Jim Robinson is the VP for vaccine and biologics technical operations for Merck & Co. In this role, he supports the manufacturing strategy, process development, technical transfer, approval, and production of Merck’s vaccines and biologicals.
Q: Is the presence of Bisphenol A (BPA) in single-use products a deal breaker?
No. Most single-use components are made from polymers that are not made with BPA monomers, and are thus BPA-free. Examples include polyethylene film biocontainers, silicone and thermoelastomeric tubing, polypropylene tubing connectors, and filter hardware and membranes. Toxicity studies have failed to show toxic effect in humans at levels found in food-product leachables. Polymers used for medical devices and single-use bioprocess components made using BPA are from medical-grade resin formulations and processes that do not yield detectable BPA migrants, even under exaggerated extraction conditions. Demonstrated absence of detectable BPA from those components has enabled them to be deemed acceptable by both the FDA and EMA for use in medical devices and biomanufacturing. Public concerns with BPA from food or drink containers does not extend to drug manufacturing and medical devices where BPA migrants are already excluded and where health benefits outweigh unproven risks.

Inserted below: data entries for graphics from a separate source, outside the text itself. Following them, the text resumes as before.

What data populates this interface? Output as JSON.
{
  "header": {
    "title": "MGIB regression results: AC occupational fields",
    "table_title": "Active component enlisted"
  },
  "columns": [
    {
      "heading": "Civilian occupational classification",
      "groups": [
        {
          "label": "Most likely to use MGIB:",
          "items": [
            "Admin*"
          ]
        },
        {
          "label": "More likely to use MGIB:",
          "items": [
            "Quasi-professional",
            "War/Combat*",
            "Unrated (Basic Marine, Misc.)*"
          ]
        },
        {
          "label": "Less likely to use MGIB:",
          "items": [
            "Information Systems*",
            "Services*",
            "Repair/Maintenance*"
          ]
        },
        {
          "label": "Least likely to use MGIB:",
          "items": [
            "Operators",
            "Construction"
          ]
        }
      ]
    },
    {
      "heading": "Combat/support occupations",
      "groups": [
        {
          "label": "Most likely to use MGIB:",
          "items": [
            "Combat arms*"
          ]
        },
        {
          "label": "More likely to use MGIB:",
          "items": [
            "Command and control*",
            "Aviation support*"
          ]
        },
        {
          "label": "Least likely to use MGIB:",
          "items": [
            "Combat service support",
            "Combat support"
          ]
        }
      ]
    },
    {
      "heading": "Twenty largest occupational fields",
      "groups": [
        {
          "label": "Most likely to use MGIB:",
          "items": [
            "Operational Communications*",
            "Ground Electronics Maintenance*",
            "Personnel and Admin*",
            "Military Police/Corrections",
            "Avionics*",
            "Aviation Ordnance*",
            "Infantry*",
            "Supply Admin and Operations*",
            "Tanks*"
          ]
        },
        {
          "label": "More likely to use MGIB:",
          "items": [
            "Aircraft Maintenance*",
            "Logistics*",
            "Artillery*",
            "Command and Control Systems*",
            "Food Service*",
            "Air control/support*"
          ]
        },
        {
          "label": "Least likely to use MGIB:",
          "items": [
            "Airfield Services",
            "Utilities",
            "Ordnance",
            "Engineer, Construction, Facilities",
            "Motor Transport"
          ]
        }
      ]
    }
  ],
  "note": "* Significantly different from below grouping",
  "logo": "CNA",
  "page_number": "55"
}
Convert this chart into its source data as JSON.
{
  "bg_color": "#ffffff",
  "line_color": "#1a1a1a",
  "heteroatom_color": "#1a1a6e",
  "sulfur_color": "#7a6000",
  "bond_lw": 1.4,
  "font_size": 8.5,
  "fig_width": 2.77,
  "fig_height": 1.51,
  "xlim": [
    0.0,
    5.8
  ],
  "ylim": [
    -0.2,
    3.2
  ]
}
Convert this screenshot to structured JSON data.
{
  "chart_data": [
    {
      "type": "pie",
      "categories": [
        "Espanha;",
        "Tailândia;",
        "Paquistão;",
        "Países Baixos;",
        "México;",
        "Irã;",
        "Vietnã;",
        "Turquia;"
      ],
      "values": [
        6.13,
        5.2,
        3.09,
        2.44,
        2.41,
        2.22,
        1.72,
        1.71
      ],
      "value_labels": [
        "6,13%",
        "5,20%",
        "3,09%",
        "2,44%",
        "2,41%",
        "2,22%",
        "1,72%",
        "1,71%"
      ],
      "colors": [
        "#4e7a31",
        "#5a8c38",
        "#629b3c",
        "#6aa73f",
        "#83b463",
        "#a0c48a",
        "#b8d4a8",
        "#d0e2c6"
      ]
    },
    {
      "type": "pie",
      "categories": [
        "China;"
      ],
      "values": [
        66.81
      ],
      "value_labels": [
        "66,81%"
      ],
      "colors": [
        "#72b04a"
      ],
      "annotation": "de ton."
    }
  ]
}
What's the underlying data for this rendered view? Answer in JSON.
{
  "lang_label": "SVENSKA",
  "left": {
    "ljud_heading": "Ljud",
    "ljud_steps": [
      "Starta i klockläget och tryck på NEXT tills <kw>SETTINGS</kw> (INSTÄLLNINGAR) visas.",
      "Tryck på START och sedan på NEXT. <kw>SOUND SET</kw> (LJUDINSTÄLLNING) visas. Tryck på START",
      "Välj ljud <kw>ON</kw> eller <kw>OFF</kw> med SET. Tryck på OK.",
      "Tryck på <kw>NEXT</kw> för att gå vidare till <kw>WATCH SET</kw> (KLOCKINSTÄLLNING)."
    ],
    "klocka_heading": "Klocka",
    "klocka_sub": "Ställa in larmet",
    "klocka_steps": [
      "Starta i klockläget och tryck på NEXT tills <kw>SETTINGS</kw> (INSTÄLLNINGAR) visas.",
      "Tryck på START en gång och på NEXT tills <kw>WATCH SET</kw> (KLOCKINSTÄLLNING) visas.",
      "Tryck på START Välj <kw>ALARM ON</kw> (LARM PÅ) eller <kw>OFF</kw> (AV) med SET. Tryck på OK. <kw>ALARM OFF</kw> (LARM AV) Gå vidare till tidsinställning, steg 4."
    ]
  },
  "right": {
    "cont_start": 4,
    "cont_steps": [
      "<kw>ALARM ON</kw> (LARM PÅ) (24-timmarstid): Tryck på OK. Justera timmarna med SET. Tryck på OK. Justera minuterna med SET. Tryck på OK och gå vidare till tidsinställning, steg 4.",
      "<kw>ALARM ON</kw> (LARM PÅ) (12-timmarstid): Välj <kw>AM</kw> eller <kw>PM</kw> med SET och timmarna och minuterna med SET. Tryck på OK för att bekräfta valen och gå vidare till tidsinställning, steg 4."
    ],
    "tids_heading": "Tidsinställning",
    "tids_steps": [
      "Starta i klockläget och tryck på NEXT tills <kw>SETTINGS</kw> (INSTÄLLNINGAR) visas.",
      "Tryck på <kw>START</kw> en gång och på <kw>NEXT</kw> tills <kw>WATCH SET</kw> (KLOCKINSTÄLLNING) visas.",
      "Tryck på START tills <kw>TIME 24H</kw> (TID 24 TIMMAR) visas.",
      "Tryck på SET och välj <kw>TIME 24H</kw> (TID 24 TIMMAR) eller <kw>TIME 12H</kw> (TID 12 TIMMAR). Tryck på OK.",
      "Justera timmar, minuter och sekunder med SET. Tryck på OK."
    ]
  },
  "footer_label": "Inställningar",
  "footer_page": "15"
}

Jerold Martin is a senior VP of global scientific affairs for Pall Life Sciences and chairman of the Bio-Process Systems Alliance (BPSA) single-use biomanufacturing trade association. He has more than 32 years experience in the biotech and pharmaceutical industry.
Q: What are some of the industry publications you read and why?
I read a variety of journals in order to stay current on the biopharmaceutical industry. For the scientific component, I enjoy the Journal of Clinical Pharmacology & Therapeutics, Drug Information Journal, and the New England Journal of Medicine, to name just a few. Some of the financially focused periodicals I review include Forbes and Fast Company. With Life Science Leader, I like how the magazine applies lessons and experiences from leaders across the industry, as well as the breadth of stories and editorials. In all of the publications, I prefer excellent content which doesn’t have an obvious sales focus, and I personally don’t find publications which write about vendors/advertisers to be of much use.
Dr. John Hubbard is senior VP and worldwide head of development operations for Pfizer. In this position, he is responsible for global clinical trial management from Phase 1 to 4, which includes more than 700 clinical projects.